We can explain this divergence in part by distinguishing between procedural rationality and instrumental rationality. Procedural rationality is the foundation of the realists' billiard-ball image of world politics. It views all states as acting similarly because all decision makers engage in the same "cool and clearheaded ends-means calculation" based on perfect information and a careful weighing of all possible alternative courses of action. Instrumental rationality is a more limited view that says simply that individuals have preferences and, when faced with two or more alternatives, they will choose the one they believe will yield the preferred outcome.

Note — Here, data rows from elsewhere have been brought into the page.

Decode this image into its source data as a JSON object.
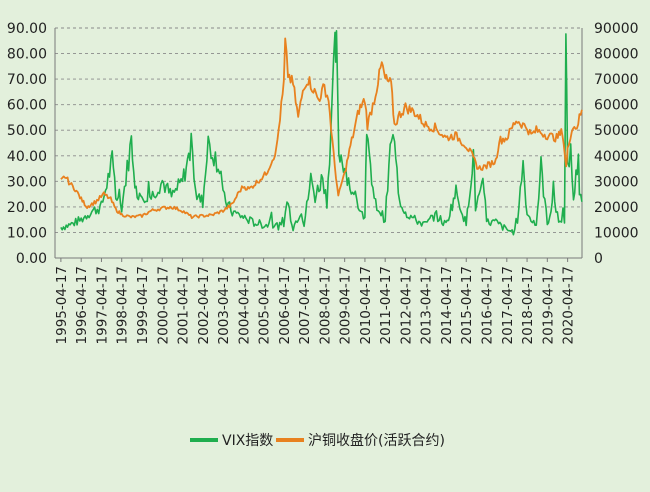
{
  "chart_data": {
    "type": "line",
    "title": "",
    "xlabel": "",
    "ylabel_left": "",
    "ylabel_right": "",
    "ylim_left": [
      0,
      90
    ],
    "ylim_right": [
      0,
      90000
    ],
    "yticks_left": [
      "0.00",
      "10.00",
      "20.00",
      "30.00",
      "40.00",
      "50.00",
      "60.00",
      "70.00",
      "80.00",
      "90.00"
    ],
    "yticks_right": [
      "0",
      "10000",
      "20000",
      "30000",
      "40000",
      "50000",
      "60000",
      "70000",
      "80000",
      "90000"
    ],
    "xticks": [
      "1995-04-17",
      "1996-04-17",
      "1997-04-17",
      "1998-04-17",
      "1999-04-17",
      "2000-04-17",
      "2001-04-17",
      "2002-04-17",
      "2003-04-17",
      "2004-04-17",
      "2005-04-17",
      "2006-04-17",
      "2007-04-17",
      "2008-04-17",
      "2009-04-17",
      "2010-04-17",
      "2011-04-17",
      "2012-04-17",
      "2013-04-17",
      "2014-04-17",
      "2015-04-17",
      "2016-04-17",
      "2017-04-17",
      "2018-04-17",
      "2019-04-17",
      "2020-04-17"
    ],
    "grid": "horizontal dashed",
    "legend": "bottom",
    "series": [
      {
        "name": "VIX指数",
        "axis": "left",
        "color": "#1fae4e",
        "points": [
          [
            "1995-04-17",
            12
          ],
          [
            "1995-10-01",
            13
          ],
          [
            "1996-04-17",
            15
          ],
          [
            "1996-10-01",
            18
          ],
          [
            "1997-04-17",
            20
          ],
          [
            "1997-10-28",
            38
          ],
          [
            "1998-01-01",
            24
          ],
          [
            "1998-04-17",
            20
          ],
          [
            "1998-10-08",
            46
          ],
          [
            "1999-01-01",
            26
          ],
          [
            "1999-04-17",
            25
          ],
          [
            "1999-10-01",
            24
          ],
          [
            "2000-04-17",
            30
          ],
          [
            "2000-10-01",
            24
          ],
          [
            "2001-04-17",
            30
          ],
          [
            "2001-09-20",
            43
          ],
          [
            "2002-01-01",
            24
          ],
          [
            "2002-04-17",
            22
          ],
          [
            "2002-07-24",
            45
          ],
          [
            "2002-10-10",
            42
          ],
          [
            "2003-03-11",
            34
          ],
          [
            "2003-04-17",
            24
          ],
          [
            "2003-10-01",
            18
          ],
          [
            "2004-04-17",
            16
          ],
          [
            "2004-10-01",
            14
          ],
          [
            "2005-04-17",
            13
          ],
          [
            "2005-10-01",
            13
          ],
          [
            "2006-04-17",
            12
          ],
          [
            "2006-06-13",
            23
          ],
          [
            "2006-10-01",
            12
          ],
          [
            "2007-02-27",
            19
          ],
          [
            "2007-04-17",
            13
          ],
          [
            "2007-08-16",
            31
          ],
          [
            "2007-11-01",
            24
          ],
          [
            "2008-03-17",
            32
          ],
          [
            "2008-06-01",
            22
          ],
          [
            "2008-10-24",
            80
          ],
          [
            "2008-11-20",
            81
          ],
          [
            "2009-01-01",
            42
          ],
          [
            "2009-04-17",
            36
          ],
          [
            "2009-10-01",
            23
          ],
          [
            "2010-04-17",
            16
          ],
          [
            "2010-05-20",
            46
          ],
          [
            "2010-10-01",
            22
          ],
          [
            "2011-04-17",
            15
          ],
          [
            "2011-08-08",
            48
          ],
          [
            "2011-10-03",
            43
          ],
          [
            "2012-01-01",
            23
          ],
          [
            "2012-04-17",
            18
          ],
          [
            "2012-10-01",
            15
          ],
          [
            "2013-04-17",
            13
          ],
          [
            "2013-10-01",
            17
          ],
          [
            "2014-04-17",
            13
          ],
          [
            "2014-10-15",
            26
          ],
          [
            "2015-04-17",
            13
          ],
          [
            "2015-08-24",
            41
          ],
          [
            "2015-10-01",
            20
          ],
          [
            "2016-02-11",
            28
          ],
          [
            "2016-04-17",
            14
          ],
          [
            "2016-10-01",
            14
          ],
          [
            "2017-04-17",
            11
          ],
          [
            "2017-10-01",
            10
          ],
          [
            "2018-02-05",
            37
          ],
          [
            "2018-04-17",
            17
          ],
          [
            "2018-10-01",
            13
          ],
          [
            "2018-12-24",
            36
          ],
          [
            "2019-04-17",
            13
          ],
          [
            "2019-08-05",
            24
          ],
          [
            "2019-12-01",
            13
          ],
          [
            "2020-02-20",
            15
          ],
          [
            "2020-03-16",
            83
          ],
          [
            "2020-04-17",
            38
          ],
          [
            "2020-06-11",
            41
          ],
          [
            "2020-08-01",
            23
          ],
          [
            "2020-10-29",
            40
          ],
          [
            "2020-11-15",
            23
          ],
          [
            "2020-12-31",
            22
          ]
        ]
      },
      {
        "name": "沪铜收盘价(活跃合约)",
        "axis": "right",
        "color": "#e8811f",
        "points": [
          [
            "1995-04-17",
            30000
          ],
          [
            "1995-07-01",
            32000
          ],
          [
            "1995-10-01",
            29000
          ],
          [
            "1996-01-01",
            27000
          ],
          [
            "1996-04-17",
            23000
          ],
          [
            "1996-08-01",
            20000
          ],
          [
            "1997-01-01",
            22000
          ],
          [
            "1997-06-01",
            25000
          ],
          [
            "1997-10-01",
            23000
          ],
          [
            "1998-01-01",
            19000
          ],
          [
            "1998-04-17",
            17000
          ],
          [
            "1998-10-01",
            16000
          ],
          [
            "1999-04-17",
            16500
          ],
          [
            "1999-10-01",
            18500
          ],
          [
            "2000-04-17",
            19500
          ],
          [
            "2000-10-01",
            20000
          ],
          [
            "2001-04-17",
            18500
          ],
          [
            "2001-10-01",
            16000
          ],
          [
            "2002-04-17",
            16500
          ],
          [
            "2002-10-01",
            16800
          ],
          [
            "2003-04-17",
            18500
          ],
          [
            "2003-10-01",
            21000
          ],
          [
            "2004-02-01",
            26000
          ],
          [
            "2004-04-17",
            28000
          ],
          [
            "2004-08-01",
            27000
          ],
          [
            "2005-01-01",
            30000
          ],
          [
            "2005-06-01",
            33000
          ],
          [
            "2005-12-01",
            42000
          ],
          [
            "2006-04-17",
            68000
          ],
          [
            "2006-05-12",
            84000
          ],
          [
            "2006-07-01",
            72000
          ],
          [
            "2006-10-01",
            68000
          ],
          [
            "2007-01-01",
            55000
          ],
          [
            "2007-04-17",
            68000
          ],
          [
            "2007-07-01",
            70000
          ],
          [
            "2007-10-01",
            66000
          ],
          [
            "2008-01-01",
            62000
          ],
          [
            "2008-04-17",
            67000
          ],
          [
            "2008-07-01",
            62000
          ],
          [
            "2008-10-01",
            40000
          ],
          [
            "2008-12-24",
            24000
          ],
          [
            "2009-03-01",
            30000
          ],
          [
            "2009-04-17",
            33000
          ],
          [
            "2009-08-01",
            44000
          ],
          [
            "2010-01-01",
            58000
          ],
          [
            "2010-04-17",
            62000
          ],
          [
            "2010-06-01",
            52000
          ],
          [
            "2010-10-01",
            62000
          ],
          [
            "2011-02-15",
            76000
          ],
          [
            "2011-04-17",
            70000
          ],
          [
            "2011-08-01",
            68000
          ],
          [
            "2011-10-01",
            52000
          ],
          [
            "2012-01-01",
            56000
          ],
          [
            "2012-04-17",
            59000
          ],
          [
            "2012-10-01",
            57000
          ],
          [
            "2013-04-17",
            52000
          ],
          [
            "2013-10-01",
            51000
          ],
          [
            "2014-04-17",
            47000
          ],
          [
            "2014-10-01",
            48000
          ],
          [
            "2015-04-17",
            44000
          ],
          [
            "2015-08-01",
            40000
          ],
          [
            "2015-11-20",
            35000
          ],
          [
            "2016-04-17",
            36000
          ],
          [
            "2016-10-01",
            38000
          ],
          [
            "2016-12-01",
            46000
          ],
          [
            "2017-04-17",
            47000
          ],
          [
            "2017-10-01",
            54000
          ],
          [
            "2018-04-17",
            51000
          ],
          [
            "2018-07-01",
            48000
          ],
          [
            "2018-10-01",
            50000
          ],
          [
            "2019-04-17",
            48000
          ],
          [
            "2019-10-01",
            47000
          ],
          [
            "2020-01-15",
            49500
          ],
          [
            "2020-03-23",
            35500
          ],
          [
            "2020-04-17",
            42000
          ],
          [
            "2020-07-01",
            51000
          ],
          [
            "2020-10-01",
            51500
          ],
          [
            "2020-12-31",
            58000
          ]
        ]
      }
    ]
  }
}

The implications of these seemingly semantic differences are important. They demonstrate that rationality does not "connote superhuman calculating ability, omniscience, or an Olympian view of the world," as is often assumed when the rational-actor model we have described is applied to real-world situations. They also suggest that an individual's actions may be rational even though the process of decision making and its product may appear decidedly irrational. Why did Libya's leader, the mercurial Muammar Qaddafi, repeatedly challenge the United States, almost goading President Ronald Reagan into a military strike in 1986? Because, we can postulate, Qaddafi's actions were consistent with his preferences, regardless of how "irrational" it was for a fourth-rate military power to take on the world's preeminent superpower. This and many other examples serve as a reminder of the importance of the human factor in understanding how decisions are made. Temptation, lack of seif control, anger, fear of getting hurt, religious conviction, bad habits, overconfidence—all play a part in determining why people make the kinds of decisions they do.